Les données de la CFTC (autorité américaine de surveillance des marchés à terme) montrent que les positions nettes « non commerciales » (NC, c’est‑à‑dire des spéculateurs, pas des acteurs qui se couvrent) sur le S&P 500 sont remontées à -110,1 K.
La lecture précédente était de -115,8 K.
Les ventes à découvert spéculatives reculent
Les grands spéculateurs réduisent leurs paris à la baisse contre le S&P 500. Autrement dit, le pessimisme (« sentiment baissier ») qui dominait commence à se calmer. Ce n’est pas encore un signal franchement haussier, mais cela montre clairement que la conviction des vendeurs à découvert s’affaiblit.

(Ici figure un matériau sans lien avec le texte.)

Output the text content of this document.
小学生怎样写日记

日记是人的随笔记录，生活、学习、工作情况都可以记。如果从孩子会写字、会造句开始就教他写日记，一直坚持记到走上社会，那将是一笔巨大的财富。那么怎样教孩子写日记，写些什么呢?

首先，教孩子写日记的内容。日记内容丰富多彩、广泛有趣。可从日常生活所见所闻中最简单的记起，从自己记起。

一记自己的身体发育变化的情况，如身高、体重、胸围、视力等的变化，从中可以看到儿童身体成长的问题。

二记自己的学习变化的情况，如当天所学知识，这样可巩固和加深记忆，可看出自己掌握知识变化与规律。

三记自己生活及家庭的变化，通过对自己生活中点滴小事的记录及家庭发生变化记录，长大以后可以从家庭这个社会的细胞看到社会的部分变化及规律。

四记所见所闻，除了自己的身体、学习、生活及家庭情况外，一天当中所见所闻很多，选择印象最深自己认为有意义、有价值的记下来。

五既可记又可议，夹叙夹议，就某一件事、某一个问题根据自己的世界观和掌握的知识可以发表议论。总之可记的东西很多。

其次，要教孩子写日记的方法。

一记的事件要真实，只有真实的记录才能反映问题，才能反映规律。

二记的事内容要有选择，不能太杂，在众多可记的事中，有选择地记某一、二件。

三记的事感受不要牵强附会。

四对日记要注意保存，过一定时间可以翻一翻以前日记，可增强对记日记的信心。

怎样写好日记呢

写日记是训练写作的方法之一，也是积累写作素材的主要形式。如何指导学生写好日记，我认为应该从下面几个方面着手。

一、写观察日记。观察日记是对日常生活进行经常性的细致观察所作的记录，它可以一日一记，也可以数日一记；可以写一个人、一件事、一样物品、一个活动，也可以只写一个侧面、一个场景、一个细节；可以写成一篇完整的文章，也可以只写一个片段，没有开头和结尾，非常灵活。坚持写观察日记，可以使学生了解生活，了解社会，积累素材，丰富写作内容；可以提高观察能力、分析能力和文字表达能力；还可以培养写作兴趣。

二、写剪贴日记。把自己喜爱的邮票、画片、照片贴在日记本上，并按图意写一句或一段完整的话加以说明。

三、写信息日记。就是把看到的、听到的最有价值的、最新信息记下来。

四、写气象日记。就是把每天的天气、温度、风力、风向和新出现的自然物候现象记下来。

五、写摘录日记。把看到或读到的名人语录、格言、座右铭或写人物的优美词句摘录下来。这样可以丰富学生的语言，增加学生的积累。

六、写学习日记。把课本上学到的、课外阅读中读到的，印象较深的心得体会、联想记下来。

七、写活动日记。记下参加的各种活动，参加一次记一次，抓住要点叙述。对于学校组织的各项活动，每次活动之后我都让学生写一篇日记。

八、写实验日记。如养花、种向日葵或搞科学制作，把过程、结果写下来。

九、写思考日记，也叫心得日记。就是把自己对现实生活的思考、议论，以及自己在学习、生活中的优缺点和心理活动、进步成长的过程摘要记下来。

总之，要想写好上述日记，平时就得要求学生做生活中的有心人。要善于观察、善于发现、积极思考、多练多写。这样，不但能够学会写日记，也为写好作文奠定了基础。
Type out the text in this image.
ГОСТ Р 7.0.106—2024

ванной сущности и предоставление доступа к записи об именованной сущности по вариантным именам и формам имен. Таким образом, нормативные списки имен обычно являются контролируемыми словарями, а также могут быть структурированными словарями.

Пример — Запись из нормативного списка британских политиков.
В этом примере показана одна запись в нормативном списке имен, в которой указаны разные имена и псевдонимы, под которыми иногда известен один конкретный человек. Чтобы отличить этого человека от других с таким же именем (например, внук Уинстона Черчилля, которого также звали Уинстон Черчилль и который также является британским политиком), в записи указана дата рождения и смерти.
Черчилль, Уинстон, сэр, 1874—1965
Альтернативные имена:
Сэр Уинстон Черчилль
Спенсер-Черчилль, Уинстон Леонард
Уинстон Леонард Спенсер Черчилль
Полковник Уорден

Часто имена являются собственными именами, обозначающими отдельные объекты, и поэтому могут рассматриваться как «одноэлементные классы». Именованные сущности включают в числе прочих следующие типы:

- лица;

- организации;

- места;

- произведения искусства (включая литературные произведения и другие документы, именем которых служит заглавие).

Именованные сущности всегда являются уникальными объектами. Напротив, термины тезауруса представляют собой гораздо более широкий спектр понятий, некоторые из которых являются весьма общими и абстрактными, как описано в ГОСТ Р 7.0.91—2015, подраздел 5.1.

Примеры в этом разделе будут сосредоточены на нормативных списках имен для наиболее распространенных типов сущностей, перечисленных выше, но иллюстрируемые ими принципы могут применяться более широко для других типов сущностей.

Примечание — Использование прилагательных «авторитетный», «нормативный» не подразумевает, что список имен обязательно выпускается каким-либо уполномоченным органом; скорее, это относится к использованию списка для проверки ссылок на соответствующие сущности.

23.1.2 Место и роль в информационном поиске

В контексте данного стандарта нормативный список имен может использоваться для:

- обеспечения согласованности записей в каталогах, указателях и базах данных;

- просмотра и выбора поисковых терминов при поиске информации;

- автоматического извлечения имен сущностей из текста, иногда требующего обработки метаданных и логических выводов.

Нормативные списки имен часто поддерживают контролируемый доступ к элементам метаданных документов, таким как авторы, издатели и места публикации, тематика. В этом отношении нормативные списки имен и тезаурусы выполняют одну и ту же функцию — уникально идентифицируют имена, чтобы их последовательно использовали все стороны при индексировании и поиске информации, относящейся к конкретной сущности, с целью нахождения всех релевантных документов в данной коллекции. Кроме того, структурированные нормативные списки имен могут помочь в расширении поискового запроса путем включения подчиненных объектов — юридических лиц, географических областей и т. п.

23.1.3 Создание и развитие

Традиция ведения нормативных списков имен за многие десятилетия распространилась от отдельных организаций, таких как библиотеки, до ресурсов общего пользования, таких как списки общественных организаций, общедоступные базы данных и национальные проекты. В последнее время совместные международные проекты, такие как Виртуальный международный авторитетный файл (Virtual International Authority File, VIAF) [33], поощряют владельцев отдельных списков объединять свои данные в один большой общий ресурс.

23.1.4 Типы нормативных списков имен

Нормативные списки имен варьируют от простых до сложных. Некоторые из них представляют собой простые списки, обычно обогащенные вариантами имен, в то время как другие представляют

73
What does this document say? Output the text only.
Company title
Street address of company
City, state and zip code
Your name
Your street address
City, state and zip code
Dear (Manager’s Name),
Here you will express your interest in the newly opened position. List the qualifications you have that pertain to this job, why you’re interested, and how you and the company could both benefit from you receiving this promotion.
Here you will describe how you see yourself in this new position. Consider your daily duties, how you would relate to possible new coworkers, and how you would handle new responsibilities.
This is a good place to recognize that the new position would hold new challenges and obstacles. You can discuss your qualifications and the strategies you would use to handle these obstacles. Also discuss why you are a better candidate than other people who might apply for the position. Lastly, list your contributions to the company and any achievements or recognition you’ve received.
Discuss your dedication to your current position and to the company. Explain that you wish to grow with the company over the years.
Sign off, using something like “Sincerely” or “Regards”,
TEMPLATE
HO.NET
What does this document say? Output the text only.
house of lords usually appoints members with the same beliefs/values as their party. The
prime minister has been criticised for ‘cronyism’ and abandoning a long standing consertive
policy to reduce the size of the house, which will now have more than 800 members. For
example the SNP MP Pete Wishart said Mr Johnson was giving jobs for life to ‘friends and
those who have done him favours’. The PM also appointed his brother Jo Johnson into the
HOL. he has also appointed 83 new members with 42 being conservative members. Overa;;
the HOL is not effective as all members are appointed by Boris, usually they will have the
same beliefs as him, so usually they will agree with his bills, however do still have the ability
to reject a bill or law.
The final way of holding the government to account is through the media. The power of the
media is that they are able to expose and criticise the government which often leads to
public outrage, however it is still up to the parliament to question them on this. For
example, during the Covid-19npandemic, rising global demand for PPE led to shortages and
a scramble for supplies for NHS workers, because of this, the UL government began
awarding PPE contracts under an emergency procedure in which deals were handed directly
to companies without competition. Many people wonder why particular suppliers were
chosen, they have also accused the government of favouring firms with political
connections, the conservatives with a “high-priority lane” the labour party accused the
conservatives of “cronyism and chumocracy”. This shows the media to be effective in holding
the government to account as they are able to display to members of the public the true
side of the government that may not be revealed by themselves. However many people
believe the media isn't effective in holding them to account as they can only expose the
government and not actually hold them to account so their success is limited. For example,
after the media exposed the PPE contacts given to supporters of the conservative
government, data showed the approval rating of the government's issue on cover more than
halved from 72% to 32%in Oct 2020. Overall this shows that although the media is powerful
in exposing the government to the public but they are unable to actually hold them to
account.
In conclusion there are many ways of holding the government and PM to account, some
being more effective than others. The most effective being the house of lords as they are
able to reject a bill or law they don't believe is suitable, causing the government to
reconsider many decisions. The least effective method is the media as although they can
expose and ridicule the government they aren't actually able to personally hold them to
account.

Ce changement de positionnement intervient alors que les dernières données économiques de mars 2026 montrent un ralentissement de l’inflation sous‑jacente (inflation hors éléments très volatils comme l’énergie et l’alimentation) à 3,2% sur un an, ce qui réduit la crainte d’une banque centrale plus offensive (notamment des hausses de taux plus fortes). En réaction, les rendements des bons du Trésor américain (taux d’intérêt des obligations d’État) ont reculé par rapport à leurs récents sommets, le 10 ans repassant sous 4,5%. Cela soulage les valorisations des actions, jusqu’ici sous pression au premier trimestre.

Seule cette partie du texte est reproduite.